St. Helen was full of joy for having found the treasure which she had so earnestly sought and so highly esteemed. She built a church on the spot, and lodged the cross there with great veneration, having provided an extraordinarily rich case for it.
She afterwards carried part of the cross to her son, Emperor Constantine back home in Constantinople. The emperor received that part of the cross with great veneration. She carried another part of the cross to Rome, to be placed in the church which she had built there. She called it The Holy Cross of Jerusalem, where it remains to this day.
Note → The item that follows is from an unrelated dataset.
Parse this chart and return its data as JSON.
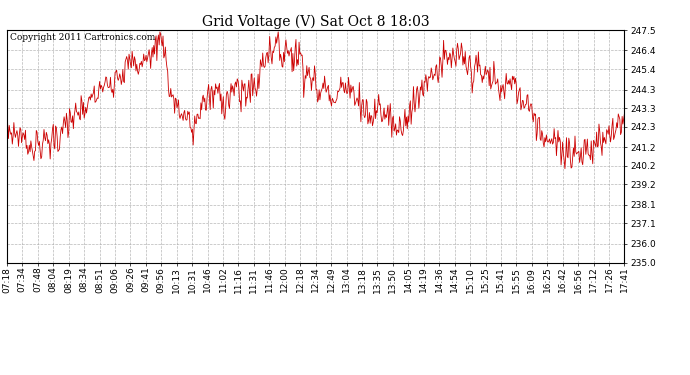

St. Helen also took to The Holy Cross of Jerusalem church the title that had been put on Jesus’ cross and placed on the top of an arch, where it was found in a case of lead in 1492. The inscription in Hebrew, Greek, and Latin is in red letters, and the wood was whitened. Thus it was in 1492, but these colors are since faded. Also the words Jesus and Judaeorum are eaten away.
The board is nine but must have been twelve, inches long. St. Helen enclosed the main part of the cross in a silver shrine and committed it to the care of St. Macarius, that it might be delivered down to posterity, as an object of veneration. It was accordingly kept with singular care and respect in the magnificent church which she and her son built in Jerusalem.
St. Paulinus relates that, though chips were almost daily cut off from it and given to devout persons, yet the sacred wood suffered thereby no diminution. It is affirmed by St. Cyril of Jerusalem, twenty-five years after the discovery, that pieces of the cross were spread all over the earth; he compares this wonder to the miraculous feeding of five thousand men, as recorded in the Gospel.
The discovery of the cross must have happened about the month of May, or early in the spring; for St. Helen went the same year to Constantinople, and from thence to Rome, where she died in the arms of her son on the 18th of August, 326.